Kecuali, bagi Anda yang hanya membuka sosial media saja melalui android kesayangan Anda seperti (instagram, bbm, facebook dan twitter), dan juga bagi Anda jauh dari dunia kesejarahan, Anda semestinya tahu bahwa hari ini tanggal 14 Desember merupakan salah satu tanggal penting dalam sejarah bangsa Indonesia, dimana pada tanggal itu memuatkan peristiwa yang pada detik ini masih bisa kita rasakan.
Perjalanan panjang sejarah bangsa ini, harus melalui berbagai macam peristiwa yang pernah terjadi. Dari berbagai macam peristiwa itu, tentu saja sejarawan belum berhasil (dan ini sangat mustahil) mengupas seluruh peristiwa sejarah bangsa ini; mulai dari sejarah daerah ke daerah lainnya dan dari yang kecil sampai ke yang besar.

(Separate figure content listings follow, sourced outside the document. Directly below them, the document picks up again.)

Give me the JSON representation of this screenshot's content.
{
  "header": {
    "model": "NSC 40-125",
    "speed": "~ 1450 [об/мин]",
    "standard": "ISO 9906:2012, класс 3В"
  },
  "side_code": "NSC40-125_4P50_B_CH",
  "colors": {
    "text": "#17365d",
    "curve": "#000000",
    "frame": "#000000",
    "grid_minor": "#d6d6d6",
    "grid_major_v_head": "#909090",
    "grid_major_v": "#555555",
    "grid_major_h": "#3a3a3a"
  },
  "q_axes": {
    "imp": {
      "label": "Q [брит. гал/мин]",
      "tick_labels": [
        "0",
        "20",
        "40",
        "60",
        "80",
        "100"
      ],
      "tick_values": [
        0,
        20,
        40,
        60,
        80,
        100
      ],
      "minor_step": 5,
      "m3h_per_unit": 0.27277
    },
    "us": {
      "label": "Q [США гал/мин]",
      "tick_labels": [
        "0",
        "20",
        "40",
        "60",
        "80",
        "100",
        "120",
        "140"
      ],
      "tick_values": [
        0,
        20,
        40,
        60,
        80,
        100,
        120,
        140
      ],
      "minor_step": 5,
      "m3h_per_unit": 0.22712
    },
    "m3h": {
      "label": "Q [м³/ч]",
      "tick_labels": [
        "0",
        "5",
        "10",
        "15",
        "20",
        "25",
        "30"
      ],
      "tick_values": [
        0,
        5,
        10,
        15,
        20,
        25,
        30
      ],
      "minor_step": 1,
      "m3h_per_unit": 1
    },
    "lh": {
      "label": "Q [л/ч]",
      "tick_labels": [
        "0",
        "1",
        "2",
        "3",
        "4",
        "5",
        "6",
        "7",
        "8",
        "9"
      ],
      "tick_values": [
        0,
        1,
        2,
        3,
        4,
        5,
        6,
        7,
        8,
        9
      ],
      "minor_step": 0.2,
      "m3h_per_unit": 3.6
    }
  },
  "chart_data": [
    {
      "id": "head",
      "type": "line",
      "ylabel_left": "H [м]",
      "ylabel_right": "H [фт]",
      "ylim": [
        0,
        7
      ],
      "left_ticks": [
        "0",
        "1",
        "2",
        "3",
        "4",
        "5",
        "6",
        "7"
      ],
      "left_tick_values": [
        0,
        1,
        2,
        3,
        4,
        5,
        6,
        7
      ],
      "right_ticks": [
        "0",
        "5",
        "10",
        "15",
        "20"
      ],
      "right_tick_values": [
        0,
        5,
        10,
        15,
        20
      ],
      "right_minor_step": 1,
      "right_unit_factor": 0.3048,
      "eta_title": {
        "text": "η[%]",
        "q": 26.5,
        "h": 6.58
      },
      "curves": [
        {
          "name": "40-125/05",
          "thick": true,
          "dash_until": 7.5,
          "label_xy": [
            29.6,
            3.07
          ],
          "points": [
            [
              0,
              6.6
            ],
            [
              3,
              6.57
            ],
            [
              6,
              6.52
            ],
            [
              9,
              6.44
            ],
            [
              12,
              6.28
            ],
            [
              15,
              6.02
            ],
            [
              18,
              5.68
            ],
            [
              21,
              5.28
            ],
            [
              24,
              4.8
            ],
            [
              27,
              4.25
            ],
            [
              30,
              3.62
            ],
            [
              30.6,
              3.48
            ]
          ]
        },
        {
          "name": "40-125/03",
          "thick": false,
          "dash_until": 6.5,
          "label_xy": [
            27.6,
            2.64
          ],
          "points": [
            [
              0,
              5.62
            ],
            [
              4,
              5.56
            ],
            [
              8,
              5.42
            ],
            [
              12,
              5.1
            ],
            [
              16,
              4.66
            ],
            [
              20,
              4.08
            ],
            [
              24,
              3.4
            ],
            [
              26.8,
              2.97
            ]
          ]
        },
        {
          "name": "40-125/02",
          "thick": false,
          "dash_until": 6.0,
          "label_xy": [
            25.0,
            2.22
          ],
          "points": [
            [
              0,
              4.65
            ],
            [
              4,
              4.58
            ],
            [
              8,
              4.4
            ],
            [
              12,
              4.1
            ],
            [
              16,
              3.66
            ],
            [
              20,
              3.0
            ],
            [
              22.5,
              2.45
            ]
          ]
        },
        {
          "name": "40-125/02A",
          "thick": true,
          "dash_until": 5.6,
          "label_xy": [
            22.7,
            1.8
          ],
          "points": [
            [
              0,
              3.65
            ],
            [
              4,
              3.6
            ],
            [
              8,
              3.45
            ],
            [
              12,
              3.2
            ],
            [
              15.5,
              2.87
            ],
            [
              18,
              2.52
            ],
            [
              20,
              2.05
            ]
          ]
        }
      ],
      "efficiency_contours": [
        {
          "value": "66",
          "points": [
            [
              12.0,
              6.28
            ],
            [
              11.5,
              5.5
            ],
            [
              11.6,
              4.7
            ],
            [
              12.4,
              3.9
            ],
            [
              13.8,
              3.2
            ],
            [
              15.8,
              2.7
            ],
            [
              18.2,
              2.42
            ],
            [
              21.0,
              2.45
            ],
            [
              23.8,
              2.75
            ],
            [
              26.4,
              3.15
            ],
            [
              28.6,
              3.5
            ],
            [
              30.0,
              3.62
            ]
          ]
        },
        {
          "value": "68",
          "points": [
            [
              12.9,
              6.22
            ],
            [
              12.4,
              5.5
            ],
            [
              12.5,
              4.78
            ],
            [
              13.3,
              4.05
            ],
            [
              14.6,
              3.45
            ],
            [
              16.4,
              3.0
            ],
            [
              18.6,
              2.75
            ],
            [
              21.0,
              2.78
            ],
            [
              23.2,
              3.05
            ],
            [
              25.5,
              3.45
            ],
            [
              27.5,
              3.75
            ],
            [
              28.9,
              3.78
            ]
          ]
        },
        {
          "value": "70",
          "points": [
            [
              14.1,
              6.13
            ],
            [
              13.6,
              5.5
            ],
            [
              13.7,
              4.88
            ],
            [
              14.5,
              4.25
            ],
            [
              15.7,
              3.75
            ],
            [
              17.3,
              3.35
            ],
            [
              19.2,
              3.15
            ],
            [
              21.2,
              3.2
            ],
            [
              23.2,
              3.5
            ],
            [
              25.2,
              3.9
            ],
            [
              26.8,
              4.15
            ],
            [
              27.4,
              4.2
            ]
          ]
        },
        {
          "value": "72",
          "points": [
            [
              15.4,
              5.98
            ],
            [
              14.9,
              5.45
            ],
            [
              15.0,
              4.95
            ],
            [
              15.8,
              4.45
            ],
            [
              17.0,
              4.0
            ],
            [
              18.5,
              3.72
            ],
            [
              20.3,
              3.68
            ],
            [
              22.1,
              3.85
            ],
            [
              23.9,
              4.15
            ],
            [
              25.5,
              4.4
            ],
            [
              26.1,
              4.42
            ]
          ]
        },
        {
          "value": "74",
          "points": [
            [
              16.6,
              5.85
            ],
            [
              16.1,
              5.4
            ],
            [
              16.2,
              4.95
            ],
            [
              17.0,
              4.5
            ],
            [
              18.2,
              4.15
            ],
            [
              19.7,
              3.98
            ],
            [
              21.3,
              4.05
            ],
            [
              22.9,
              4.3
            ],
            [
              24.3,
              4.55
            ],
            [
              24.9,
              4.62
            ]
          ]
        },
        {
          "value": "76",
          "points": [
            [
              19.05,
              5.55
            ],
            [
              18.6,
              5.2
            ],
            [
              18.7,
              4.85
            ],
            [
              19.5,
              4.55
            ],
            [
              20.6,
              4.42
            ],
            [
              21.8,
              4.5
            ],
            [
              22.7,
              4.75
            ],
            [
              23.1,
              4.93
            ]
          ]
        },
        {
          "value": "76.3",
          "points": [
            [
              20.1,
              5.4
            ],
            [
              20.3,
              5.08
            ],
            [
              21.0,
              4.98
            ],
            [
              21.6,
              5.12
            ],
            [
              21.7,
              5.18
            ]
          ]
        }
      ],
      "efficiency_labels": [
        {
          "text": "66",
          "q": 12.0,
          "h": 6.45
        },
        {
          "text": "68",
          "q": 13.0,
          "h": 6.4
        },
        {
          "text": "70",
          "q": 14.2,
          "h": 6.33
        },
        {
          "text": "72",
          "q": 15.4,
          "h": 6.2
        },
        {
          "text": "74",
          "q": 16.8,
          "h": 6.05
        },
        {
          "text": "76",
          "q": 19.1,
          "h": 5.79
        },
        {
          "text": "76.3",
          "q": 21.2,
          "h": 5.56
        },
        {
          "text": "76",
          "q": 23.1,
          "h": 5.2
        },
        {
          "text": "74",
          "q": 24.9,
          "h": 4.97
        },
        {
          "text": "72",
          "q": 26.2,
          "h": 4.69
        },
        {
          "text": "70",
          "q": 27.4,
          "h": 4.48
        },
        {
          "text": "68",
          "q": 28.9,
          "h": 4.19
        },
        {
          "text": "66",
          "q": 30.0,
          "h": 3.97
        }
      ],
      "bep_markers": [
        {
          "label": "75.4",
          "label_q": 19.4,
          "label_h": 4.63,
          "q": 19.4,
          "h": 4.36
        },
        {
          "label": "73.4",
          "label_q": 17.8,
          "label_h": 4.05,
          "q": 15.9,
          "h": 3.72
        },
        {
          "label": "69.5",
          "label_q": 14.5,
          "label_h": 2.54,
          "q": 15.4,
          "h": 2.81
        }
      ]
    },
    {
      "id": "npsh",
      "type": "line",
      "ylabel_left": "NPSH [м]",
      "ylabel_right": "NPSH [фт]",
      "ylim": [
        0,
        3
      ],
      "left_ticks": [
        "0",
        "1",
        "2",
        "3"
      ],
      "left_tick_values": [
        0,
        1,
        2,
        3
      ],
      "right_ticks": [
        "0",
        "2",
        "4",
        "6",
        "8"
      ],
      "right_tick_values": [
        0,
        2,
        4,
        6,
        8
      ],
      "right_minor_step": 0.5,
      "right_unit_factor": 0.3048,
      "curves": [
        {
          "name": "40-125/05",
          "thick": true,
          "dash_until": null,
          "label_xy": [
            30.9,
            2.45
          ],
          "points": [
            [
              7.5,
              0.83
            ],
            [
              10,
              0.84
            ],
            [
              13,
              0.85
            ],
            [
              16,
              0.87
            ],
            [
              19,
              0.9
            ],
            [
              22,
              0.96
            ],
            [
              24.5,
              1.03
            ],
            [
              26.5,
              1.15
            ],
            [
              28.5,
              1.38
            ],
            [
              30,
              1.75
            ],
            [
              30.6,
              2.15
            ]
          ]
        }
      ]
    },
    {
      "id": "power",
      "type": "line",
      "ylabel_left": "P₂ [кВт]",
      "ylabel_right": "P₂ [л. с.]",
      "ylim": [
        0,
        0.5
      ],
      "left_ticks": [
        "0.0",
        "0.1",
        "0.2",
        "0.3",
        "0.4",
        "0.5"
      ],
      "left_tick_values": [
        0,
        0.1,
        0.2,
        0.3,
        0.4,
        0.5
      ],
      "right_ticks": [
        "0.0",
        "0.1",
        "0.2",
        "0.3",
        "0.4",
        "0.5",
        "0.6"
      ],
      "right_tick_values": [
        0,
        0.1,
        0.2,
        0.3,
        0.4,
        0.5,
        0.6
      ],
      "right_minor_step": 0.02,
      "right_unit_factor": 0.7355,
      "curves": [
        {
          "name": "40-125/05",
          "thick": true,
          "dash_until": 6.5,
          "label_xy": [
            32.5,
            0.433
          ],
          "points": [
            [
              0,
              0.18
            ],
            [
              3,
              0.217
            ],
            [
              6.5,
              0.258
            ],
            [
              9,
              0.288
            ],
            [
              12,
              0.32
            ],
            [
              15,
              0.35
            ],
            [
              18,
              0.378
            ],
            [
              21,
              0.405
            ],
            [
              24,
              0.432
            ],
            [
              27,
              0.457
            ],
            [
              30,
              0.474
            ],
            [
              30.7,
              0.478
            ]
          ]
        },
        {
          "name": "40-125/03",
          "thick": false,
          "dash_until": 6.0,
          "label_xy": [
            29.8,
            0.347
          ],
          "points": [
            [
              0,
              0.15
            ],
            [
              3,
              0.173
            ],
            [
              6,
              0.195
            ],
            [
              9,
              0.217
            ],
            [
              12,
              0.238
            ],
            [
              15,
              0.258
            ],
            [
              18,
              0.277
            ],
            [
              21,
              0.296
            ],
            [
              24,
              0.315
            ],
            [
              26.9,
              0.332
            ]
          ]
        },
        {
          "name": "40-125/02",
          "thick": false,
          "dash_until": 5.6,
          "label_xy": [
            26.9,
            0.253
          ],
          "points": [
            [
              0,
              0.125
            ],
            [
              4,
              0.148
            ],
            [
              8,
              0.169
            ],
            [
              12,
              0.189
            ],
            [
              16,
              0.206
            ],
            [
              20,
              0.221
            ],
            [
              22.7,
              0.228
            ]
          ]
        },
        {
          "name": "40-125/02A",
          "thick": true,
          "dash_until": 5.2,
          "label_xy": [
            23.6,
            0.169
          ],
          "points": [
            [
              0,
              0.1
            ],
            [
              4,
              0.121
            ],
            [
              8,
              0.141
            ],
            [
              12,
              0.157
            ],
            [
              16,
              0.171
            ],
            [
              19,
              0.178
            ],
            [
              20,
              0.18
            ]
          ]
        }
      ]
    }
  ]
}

Ini mustahil bisa dilakukan oleh sejarawan. Bukan pekerjaan mudah memang. Sebab, sederhana saja, setiap detik terus berlalu dan itu telah menjadi masa lalu. Dari setiap waktu yang telah berlalu itu, beragam peristiwa pun terjadi dalam kurun waktu tersebut.
Jadi, masihkah Anda berpikir bahwa menjadi sejarawan itu mudah? Apalagi ada anggapan bahwa sejarawan itu susah sekali move on dari masa lalu. Dan yang paling penting adalah jangan pernah Anda memandang sejarawan (terutama mahasiswa sejarah) dari sebelah mata. Anda tahu, menghargai setiap disiplin ilmu itu merupakan kewajiban bagi setiap masyarakat ilmiah, termasuk dikalangan mahasiswa dan dosen. Kewajiban itu tentu juga harus beralasan, apakah orang itu berilmu atau tidak dalam ilmu yang tekuninya.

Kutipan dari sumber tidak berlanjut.